EFFECTS OF ACIDITY ON THE HYDROTHERMAL SYNTHESIS OF KAOLINITE FROM SILICA-GEL AND GIBBSITE

A comparative study is reported in which kaolinite has been hydrothermally synthesized at several pH conditions. The syntheses were carried out at 220 °C for 3 to 10 d with distilled water or acidic solutions using a mixture of silica-gel derived from alkoxide and gibbsite with a Si/Al ratio of 1:1 as the starting material.
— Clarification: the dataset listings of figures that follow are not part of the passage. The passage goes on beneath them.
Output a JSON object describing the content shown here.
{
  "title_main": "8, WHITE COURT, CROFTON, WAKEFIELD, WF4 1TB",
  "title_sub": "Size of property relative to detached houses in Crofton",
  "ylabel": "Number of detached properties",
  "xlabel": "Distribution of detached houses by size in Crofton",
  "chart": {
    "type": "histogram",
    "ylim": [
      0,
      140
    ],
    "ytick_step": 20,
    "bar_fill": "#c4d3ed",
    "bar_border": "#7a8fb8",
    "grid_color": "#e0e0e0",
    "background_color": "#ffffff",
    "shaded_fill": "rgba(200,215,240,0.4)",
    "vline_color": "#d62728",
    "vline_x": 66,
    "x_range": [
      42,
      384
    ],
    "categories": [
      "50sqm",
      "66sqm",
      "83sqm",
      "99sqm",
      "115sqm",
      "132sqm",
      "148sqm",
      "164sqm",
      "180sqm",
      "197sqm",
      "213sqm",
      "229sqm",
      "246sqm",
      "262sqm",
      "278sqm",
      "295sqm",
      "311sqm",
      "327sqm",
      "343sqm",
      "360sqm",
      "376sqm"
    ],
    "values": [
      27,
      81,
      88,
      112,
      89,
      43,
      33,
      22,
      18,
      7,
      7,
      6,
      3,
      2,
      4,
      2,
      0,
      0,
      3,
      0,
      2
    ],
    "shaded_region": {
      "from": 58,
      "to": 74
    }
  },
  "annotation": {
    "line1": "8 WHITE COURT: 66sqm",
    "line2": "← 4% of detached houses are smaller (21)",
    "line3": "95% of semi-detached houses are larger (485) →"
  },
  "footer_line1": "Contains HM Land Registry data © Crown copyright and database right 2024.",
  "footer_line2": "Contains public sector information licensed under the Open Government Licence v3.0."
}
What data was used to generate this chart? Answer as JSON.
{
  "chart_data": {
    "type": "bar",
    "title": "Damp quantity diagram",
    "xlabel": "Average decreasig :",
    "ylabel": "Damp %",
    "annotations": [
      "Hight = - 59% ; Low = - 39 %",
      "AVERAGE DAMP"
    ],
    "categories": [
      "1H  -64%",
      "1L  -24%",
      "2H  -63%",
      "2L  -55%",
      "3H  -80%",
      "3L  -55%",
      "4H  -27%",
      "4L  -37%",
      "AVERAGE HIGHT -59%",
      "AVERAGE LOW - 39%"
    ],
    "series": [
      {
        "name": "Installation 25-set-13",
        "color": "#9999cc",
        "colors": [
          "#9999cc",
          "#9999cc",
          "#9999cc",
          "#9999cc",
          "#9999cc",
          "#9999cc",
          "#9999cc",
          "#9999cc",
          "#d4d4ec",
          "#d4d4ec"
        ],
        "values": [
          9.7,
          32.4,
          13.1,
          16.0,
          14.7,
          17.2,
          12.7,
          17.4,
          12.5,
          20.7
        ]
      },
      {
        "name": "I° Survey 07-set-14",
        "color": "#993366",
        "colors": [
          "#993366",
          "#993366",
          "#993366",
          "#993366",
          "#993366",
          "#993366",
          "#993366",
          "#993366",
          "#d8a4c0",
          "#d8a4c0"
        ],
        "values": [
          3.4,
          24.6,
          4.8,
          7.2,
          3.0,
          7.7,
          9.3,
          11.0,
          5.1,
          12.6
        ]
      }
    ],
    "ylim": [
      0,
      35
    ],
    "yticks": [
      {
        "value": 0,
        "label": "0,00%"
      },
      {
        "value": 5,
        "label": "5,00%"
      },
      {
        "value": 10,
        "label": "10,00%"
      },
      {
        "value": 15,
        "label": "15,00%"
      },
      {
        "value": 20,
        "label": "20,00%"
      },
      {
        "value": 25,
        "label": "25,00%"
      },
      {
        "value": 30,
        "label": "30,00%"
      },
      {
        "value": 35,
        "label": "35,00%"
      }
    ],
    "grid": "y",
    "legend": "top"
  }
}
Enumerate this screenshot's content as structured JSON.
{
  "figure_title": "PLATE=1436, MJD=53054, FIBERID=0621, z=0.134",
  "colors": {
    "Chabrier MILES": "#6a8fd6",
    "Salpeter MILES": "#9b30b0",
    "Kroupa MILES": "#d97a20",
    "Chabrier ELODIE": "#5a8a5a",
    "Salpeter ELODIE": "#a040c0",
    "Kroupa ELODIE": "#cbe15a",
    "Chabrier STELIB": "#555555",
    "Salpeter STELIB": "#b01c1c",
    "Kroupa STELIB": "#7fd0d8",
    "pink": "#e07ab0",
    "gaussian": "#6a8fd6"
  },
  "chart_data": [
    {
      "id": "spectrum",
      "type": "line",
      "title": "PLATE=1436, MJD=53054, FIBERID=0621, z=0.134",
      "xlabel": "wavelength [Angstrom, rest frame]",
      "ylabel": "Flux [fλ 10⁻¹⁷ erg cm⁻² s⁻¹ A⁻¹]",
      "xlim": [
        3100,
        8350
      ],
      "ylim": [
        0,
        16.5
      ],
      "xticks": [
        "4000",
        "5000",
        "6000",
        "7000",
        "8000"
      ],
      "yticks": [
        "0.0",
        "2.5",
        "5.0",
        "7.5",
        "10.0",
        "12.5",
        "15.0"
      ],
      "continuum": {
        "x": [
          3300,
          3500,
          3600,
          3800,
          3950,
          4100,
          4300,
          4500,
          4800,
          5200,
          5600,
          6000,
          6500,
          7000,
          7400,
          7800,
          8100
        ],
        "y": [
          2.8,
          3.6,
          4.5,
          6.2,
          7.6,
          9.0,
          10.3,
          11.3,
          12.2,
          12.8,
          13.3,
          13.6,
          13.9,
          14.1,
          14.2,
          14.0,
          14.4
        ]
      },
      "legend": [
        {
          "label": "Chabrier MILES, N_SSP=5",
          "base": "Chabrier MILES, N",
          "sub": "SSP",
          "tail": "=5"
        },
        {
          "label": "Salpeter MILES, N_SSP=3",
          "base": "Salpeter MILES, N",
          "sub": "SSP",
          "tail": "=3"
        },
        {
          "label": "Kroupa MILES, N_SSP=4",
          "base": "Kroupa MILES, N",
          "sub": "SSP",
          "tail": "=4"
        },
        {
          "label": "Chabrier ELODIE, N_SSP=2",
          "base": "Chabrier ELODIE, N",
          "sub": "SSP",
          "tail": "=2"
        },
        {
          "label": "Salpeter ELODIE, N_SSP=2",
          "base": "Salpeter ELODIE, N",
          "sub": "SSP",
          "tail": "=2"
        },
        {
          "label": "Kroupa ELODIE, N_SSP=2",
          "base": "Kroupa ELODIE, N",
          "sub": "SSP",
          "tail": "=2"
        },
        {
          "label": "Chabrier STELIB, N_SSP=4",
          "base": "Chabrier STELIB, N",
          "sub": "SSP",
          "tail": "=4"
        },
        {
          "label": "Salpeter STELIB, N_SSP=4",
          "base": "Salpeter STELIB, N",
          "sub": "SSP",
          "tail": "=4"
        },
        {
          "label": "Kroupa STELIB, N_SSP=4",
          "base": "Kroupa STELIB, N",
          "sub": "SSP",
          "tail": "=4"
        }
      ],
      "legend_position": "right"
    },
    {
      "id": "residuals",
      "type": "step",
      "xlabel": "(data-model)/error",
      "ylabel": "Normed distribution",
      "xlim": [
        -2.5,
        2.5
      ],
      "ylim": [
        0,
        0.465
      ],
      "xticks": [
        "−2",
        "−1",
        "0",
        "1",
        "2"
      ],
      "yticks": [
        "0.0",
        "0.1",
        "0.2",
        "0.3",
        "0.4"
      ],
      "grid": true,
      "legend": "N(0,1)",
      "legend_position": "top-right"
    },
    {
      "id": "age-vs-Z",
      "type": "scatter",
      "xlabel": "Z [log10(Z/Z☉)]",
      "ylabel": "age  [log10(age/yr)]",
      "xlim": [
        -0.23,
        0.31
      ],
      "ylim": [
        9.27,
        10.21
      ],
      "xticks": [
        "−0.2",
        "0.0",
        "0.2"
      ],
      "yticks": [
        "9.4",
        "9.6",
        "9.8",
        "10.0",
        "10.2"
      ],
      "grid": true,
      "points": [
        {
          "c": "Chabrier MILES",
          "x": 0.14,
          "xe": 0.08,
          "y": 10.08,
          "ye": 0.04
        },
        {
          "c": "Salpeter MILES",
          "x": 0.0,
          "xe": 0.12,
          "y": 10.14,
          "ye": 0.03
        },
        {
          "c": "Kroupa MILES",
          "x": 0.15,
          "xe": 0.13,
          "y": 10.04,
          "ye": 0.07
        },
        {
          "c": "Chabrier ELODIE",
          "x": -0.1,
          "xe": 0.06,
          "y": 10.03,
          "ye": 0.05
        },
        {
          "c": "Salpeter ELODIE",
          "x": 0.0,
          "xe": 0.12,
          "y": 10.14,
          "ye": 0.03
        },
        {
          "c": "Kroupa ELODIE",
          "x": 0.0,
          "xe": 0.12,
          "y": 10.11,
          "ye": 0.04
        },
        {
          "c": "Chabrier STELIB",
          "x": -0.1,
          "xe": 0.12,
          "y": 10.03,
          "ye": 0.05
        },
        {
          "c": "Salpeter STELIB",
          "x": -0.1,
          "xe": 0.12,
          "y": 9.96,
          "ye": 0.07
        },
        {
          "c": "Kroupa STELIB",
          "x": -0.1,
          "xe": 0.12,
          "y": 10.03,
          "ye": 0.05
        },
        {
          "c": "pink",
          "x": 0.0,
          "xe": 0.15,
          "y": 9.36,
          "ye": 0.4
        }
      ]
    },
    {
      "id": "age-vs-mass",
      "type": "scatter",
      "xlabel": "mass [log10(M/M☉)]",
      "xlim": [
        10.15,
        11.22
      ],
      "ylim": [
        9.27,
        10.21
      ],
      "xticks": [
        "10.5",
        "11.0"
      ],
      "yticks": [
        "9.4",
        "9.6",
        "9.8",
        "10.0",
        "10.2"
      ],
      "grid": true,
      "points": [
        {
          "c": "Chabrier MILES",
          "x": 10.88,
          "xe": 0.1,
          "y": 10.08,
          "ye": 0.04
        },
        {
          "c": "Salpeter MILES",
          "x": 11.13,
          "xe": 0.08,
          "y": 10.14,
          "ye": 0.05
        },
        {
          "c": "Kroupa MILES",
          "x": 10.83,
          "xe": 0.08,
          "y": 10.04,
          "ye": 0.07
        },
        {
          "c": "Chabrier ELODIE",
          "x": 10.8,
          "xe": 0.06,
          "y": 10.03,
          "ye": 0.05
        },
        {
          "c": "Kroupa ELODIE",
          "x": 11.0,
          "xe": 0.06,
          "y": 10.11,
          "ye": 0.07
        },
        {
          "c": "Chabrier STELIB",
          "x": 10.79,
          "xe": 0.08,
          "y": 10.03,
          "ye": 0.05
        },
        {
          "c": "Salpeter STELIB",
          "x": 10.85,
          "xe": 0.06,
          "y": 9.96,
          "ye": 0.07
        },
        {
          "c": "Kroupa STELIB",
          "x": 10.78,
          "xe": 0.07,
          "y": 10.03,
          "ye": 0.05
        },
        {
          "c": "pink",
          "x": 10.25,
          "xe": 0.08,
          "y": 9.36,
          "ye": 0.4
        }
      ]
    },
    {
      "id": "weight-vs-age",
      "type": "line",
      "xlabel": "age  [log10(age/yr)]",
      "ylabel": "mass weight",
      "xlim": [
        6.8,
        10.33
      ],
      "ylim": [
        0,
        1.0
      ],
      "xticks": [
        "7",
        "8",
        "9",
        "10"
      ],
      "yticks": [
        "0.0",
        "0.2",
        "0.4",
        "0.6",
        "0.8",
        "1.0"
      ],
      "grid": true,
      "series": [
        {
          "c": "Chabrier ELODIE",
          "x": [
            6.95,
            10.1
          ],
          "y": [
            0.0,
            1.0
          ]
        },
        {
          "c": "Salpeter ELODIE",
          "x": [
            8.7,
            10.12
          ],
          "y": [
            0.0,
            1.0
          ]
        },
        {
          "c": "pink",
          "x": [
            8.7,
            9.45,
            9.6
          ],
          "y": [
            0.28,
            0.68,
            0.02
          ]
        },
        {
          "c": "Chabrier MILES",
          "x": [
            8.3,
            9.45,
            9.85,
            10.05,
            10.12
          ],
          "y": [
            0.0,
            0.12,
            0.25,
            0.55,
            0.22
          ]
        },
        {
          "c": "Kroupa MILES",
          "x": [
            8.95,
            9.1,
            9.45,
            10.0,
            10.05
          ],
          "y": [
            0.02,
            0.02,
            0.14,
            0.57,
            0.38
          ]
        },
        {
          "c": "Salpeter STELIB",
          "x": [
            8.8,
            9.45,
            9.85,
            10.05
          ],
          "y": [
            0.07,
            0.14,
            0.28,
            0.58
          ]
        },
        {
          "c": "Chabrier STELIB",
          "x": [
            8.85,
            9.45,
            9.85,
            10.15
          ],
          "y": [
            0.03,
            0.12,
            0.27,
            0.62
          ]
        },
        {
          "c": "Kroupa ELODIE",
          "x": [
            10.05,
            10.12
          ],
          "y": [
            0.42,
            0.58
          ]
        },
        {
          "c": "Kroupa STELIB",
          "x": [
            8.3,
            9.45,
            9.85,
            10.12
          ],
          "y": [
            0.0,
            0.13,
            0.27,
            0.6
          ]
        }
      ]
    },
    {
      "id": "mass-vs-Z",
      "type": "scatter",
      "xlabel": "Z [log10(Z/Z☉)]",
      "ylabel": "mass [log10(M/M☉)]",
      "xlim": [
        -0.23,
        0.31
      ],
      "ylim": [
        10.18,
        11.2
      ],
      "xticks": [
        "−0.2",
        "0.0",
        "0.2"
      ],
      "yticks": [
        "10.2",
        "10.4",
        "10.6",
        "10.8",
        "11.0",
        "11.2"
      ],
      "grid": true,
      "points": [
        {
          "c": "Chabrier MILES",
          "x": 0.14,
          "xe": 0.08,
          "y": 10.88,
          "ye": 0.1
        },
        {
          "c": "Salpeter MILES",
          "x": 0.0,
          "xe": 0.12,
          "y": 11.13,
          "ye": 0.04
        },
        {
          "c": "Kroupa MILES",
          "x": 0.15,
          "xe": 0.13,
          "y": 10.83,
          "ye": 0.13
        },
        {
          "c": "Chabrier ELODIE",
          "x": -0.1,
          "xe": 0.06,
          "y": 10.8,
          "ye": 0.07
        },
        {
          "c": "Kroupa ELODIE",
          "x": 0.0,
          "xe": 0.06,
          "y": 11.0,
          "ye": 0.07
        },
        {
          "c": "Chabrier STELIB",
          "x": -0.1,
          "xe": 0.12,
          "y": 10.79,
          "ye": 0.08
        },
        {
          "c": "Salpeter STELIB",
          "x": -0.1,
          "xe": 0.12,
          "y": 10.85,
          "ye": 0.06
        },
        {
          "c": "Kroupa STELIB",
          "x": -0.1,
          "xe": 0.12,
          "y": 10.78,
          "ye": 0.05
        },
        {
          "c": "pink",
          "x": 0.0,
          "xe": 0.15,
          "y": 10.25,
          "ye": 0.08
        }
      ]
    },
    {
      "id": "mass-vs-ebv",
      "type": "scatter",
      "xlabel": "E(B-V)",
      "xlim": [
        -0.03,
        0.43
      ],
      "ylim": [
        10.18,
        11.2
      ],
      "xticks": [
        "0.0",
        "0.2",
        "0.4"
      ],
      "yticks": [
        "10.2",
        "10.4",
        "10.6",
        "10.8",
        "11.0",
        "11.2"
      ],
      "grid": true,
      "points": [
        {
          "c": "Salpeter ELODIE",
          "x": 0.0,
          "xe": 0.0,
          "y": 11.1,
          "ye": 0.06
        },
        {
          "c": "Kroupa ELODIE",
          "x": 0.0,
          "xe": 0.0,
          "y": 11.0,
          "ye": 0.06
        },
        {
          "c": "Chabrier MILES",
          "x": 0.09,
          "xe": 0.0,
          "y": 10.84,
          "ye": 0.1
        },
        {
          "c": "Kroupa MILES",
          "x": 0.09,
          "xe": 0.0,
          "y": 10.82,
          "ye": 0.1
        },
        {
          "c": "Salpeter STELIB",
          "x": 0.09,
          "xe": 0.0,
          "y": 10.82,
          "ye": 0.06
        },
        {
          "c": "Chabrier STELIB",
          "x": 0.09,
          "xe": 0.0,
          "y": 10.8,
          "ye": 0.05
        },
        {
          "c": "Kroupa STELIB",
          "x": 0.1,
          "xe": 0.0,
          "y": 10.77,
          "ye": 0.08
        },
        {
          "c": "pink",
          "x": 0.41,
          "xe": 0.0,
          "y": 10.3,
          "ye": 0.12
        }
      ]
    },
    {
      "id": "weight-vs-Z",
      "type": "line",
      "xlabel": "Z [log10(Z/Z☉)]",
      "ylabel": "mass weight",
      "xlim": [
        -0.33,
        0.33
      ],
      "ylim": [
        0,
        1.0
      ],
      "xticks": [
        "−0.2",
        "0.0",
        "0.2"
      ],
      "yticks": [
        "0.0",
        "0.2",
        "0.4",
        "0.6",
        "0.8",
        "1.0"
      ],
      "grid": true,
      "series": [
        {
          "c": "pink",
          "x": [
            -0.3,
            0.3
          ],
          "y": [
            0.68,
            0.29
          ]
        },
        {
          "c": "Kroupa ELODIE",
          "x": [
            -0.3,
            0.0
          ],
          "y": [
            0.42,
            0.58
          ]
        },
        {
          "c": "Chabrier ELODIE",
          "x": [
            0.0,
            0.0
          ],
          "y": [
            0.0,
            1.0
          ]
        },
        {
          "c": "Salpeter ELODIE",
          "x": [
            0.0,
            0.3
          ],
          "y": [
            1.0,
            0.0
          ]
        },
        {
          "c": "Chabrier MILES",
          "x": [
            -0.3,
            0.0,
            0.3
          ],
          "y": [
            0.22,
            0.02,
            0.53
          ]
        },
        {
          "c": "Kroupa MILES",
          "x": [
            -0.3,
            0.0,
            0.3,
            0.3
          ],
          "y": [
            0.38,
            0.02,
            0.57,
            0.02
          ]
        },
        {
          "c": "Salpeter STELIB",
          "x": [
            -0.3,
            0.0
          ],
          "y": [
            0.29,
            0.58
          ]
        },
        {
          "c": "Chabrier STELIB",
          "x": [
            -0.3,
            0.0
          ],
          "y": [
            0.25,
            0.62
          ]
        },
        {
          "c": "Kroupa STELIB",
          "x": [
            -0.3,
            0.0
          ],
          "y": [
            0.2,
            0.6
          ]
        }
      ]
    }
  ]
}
Use of acidic solution for the synthesis promotes the dissolution of the starting materials and leads to kaolinitization at an earlier stage of the reaction. However, the rate of kaolinitization is found to be rather slow, in comparison to the reaction with distilled water. The synthetic kaolinite was characterized by X-ray powder diffraction pattern. Kaolinite synthesized with distilled water was poorly grown for direction of the stacking. For example, crystallite size along the c*-axis = 155 Å, whereas kaolinite synthesized with acidic solution gave a higher crystallite size along the c*-axis, such as 253 Å in the case of the synthesis with 0.1 N HCl. Hinckley index of the synthetic kaolinite was varied from 0.35 to 0.80 by the acidity of the reaction. Different kaolinitization processes are implied by differences observed in the rate of kaolinitization, which has an influence on the nature of the stacking faults of the kaolinite.

Synthesis of titania particles with high photocatalytic activity by high-temperature hydrolysis of TTIP in gas phase

Recently, the photocatalytic activity of titania has attracted considerable attention for solving various environmental problems. Photocatalysis is considered to be effective in air purification, water purification, and used for dealing with various types of environmental pollution. The smaller the particle size of titania, the faster the photocatalysis proceeds. Since our previous study revealed that the modification of synthesis process reduced the particle size of silica, we attempted to apply this process to synthesise titania, with an objective of obtaining titania with high photocatalytic activity. This paper describes an unconventional gas-phase synthetic method involving high-temperature hydrolysis.